The Ukrainian Government Computer Emergency Response Team (CERT-UA) has released a new alert in which it states that Russian hackers have been using hacked VPN accounts and have substituted WinRar for ransomware in their attacks.
After gaining access to the network, they used scripts to delete data from computers running Windows and Linux by using the archiving software known as WinRar.
On Windows, the BAT script used by Sandworm is ‘RoarBat,’ which searches disks and specific directories for filetypes such as doc, docx, rtf, txt, xls, xlsx, ppt, pptx, vsd, vsdx, pdf, png, jpeg, jpg, zip, rar, 7z, mp4, sql, php, vbk, vib, vrb, p7s, sys, dll, exe, bin, and dat, and archives them using the WinRAR program.
However, the threat actors use the “-df” command-line option, which instantly removes files as they are archived, when WinRar is run. The data on the device was subsequently erased along with the archives.
According to CERT-UA, RoarBAT is executed via a scheduled task that is generated and group rules are used to centrally distribute it to devices that are part of a Windows domain.

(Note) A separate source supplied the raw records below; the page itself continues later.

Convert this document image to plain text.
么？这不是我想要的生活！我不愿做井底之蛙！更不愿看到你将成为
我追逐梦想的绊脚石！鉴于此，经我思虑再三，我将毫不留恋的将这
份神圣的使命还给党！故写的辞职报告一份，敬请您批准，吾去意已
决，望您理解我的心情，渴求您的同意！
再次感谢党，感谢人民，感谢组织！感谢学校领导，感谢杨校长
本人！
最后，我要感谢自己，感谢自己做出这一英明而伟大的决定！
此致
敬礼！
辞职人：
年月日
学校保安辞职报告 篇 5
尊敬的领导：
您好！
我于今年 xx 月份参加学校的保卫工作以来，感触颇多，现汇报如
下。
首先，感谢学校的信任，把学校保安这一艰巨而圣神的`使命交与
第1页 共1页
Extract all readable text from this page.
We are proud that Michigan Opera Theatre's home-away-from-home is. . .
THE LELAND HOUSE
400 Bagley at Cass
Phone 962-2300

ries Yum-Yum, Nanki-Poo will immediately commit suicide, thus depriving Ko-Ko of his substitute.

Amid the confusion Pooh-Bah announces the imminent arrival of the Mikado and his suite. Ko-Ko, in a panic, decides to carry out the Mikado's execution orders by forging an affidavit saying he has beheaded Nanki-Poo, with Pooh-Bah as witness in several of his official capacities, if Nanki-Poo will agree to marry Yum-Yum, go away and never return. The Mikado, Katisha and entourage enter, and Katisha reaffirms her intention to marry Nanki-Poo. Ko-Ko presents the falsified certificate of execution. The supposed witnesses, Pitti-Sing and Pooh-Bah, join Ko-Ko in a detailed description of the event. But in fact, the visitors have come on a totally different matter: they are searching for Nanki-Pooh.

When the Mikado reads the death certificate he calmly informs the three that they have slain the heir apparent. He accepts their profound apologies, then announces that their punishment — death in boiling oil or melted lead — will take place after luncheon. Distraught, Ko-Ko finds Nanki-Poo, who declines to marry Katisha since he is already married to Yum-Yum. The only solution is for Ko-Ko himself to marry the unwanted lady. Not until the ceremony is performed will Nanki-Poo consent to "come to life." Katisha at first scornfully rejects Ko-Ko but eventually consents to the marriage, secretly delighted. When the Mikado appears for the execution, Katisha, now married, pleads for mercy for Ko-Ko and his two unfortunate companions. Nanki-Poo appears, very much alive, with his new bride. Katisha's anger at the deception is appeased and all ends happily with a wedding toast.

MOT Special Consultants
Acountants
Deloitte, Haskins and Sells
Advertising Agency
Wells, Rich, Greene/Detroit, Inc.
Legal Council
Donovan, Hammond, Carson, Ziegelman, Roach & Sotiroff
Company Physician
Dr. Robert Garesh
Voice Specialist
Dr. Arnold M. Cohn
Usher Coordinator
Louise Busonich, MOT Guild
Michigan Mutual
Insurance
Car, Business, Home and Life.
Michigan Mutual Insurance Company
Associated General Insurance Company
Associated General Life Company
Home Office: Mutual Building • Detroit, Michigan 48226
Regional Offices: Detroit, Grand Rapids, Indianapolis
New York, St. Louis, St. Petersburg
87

On Linux systems, the threat actors instead utilized a Bash script, which leveraged the “dd” program to overwrite the target file types with zero bytes, wiping the contents of the files in the process. It is very improbable, if not completely impossible, to recover data from files that have been “emptied” with the dd program as a result of this data substitution.
Since the ‘dd’ command and WinRar are both legal programs, it is likely that those responsible for the security breach used them to evade detection by the security software.
According to CERT-UA, this event is quite similar to another damaging assault that attacked the Ukrainian official news agency “Ukrinform” in January 2023. That attack, too, was linked to Sandworm.